What does all this mean? It means that this is a vanity publishing contract, not a traditional one. It has all of (and possibly more than) the restrictions of a standard traditional contract but none of the benefits. The chances of an author actually making any money off the book are incredibly small, unless you’re lucky enough to have a runaway bestseller (and how often does that happen, really?).

In a traditional publishing contract, the publisher invests in your book. They put their money where their mouth is and take a risk on you and your work. This investment is part of why they’ll work so hard to sell your book; they have to recoup their costs before they make a profit. For Hydra (and contracts like theirs), there is no risk. All of the risk is taken by the author and it’s the publisher who is making money hand over fist before the creator sees a single cent.

In a deal like this, it is entirely possible for you to never get paid for your work. Meanwhile, the publisher is making money off every sale. This is known in the trade as ‘Hollywood accounting‘, and is a known way for publishing houses to basically scam creators.

Naturally, Random House has come back and refuted the negative vibe that these contract terms are generating. You can read the open letter from RH’s Publishing Director on Publishers Weekly and Writer Beware. They are pitching it as an awesome new style of partnership between an author and a publisher, in which everyone wins and fantastic new stories are released into the wild to skip through the literary daisies.
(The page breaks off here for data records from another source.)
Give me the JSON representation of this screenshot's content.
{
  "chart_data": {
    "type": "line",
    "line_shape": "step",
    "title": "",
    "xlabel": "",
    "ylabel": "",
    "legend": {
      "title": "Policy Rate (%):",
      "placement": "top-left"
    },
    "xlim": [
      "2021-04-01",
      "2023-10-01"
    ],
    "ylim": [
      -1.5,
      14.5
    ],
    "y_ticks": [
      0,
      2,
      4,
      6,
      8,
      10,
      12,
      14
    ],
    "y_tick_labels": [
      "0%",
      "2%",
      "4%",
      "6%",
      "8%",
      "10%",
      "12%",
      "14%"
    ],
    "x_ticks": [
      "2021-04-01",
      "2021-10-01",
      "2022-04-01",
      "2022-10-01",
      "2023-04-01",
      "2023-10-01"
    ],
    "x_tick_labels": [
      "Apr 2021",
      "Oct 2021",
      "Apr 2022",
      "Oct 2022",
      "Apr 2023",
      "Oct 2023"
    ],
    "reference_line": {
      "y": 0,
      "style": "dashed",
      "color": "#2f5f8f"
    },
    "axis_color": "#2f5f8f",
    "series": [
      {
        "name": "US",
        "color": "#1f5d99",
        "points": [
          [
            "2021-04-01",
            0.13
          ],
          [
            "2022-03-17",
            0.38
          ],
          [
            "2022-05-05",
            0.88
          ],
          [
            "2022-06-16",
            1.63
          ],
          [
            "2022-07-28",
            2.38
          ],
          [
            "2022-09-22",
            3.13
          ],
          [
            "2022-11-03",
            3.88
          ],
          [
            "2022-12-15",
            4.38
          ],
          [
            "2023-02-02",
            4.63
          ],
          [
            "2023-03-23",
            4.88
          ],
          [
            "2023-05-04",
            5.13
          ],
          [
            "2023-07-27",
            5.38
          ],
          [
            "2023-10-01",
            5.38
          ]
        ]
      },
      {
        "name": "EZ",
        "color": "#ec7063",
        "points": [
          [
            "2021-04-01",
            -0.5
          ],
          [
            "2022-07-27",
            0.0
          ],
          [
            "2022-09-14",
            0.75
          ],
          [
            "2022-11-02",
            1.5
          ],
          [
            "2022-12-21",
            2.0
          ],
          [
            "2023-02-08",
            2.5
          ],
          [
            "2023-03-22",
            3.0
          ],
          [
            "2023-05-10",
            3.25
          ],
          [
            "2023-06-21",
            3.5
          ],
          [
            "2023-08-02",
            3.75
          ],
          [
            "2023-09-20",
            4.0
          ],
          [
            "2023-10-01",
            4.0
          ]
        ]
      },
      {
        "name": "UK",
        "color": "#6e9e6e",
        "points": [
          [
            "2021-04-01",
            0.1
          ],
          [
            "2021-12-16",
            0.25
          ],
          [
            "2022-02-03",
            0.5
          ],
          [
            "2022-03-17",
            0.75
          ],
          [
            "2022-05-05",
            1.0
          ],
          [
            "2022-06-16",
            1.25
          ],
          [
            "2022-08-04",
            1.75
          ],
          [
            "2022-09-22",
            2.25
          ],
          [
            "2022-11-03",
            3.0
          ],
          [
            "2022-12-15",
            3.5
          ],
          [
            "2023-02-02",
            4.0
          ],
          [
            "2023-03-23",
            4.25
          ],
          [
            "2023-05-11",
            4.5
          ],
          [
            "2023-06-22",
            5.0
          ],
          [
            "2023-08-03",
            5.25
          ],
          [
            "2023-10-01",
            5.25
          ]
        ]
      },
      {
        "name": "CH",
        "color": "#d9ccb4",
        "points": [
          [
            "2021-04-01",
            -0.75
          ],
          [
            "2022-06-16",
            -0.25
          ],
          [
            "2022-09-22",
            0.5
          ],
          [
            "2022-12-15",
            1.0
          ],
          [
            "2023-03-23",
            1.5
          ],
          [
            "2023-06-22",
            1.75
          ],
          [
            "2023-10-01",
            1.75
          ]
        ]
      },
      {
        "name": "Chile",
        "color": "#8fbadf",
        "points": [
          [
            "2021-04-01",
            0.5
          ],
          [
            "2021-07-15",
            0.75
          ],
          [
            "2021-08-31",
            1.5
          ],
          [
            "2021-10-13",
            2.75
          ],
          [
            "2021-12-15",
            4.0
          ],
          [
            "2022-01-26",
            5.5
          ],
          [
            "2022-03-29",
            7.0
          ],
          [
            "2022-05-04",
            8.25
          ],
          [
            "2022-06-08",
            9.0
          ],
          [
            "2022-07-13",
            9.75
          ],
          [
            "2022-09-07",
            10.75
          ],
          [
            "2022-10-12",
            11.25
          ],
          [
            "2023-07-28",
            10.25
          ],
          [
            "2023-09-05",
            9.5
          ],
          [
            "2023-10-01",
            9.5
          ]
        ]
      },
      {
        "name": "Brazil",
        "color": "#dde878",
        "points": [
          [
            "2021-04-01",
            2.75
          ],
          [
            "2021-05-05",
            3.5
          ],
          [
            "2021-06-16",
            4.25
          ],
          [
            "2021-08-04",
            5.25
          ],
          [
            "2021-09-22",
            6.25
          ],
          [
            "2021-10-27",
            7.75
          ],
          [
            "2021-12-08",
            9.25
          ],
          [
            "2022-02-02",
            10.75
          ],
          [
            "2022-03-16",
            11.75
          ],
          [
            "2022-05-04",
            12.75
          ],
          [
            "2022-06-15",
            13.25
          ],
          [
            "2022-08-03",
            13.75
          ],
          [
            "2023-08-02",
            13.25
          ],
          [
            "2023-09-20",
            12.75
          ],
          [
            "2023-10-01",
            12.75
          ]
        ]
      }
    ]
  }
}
Bollocks. I know spin doctoring when I see it, and this is no partnership. The investment and risk is one-sided and I see no benefit for a writer to sign this contract.

To be fair (and I always try to be fair), apparently Hydra is willing to negotiate the terms of this contract. Better and more palatable deals can be made. However, as Scalzi and others point out, the fact that they’d try to offer a writer such a contract is appalling in itself. It preys on new and desperate writers, particularly those without agents (who would be all over a contract like that) or experience in the business.

What’s interesting is that Random House have realised that their spin doctoring isn’t working. They have taken the (very loud and nearly violent) criticism from various sources (including those I’ve linked to), and they have changed the contracts. There is now a (slightly-)revised ‘profit-sharing’ contract and a (more) ‘traditional’ contract on offer. Are the contracts better? Yes. Are they good enough?

Honestly, I don’t think so. There are still very tricky spots in those contracts and I’d be incredibly nervous about straying too close to them.

Kudos to Random House for listening to feedback. But they still have a long way to go before these contracts are anything approaching reasonable for an author to put their time and work into.

What does this mean in terms of traditional vs independent publishing? Well, whichever way you go, be very careful about what contracts you’re signing. Even as a self-publishing author, you have to sign deals with distributors and retail vendors.

Don’t know how to tell if a contract is reasonable or not? Any good writer’s organisation (SFWA, RWA, QWC, etc) will have facilities available to its members and they should help you to look over any publishing contract. For non-members, there’s often advice on their sites for free (but I’d highly recommend becoming a member, for this and other benefits). It’s really important to understand what you’re signing away and the long-term implications it might have for you.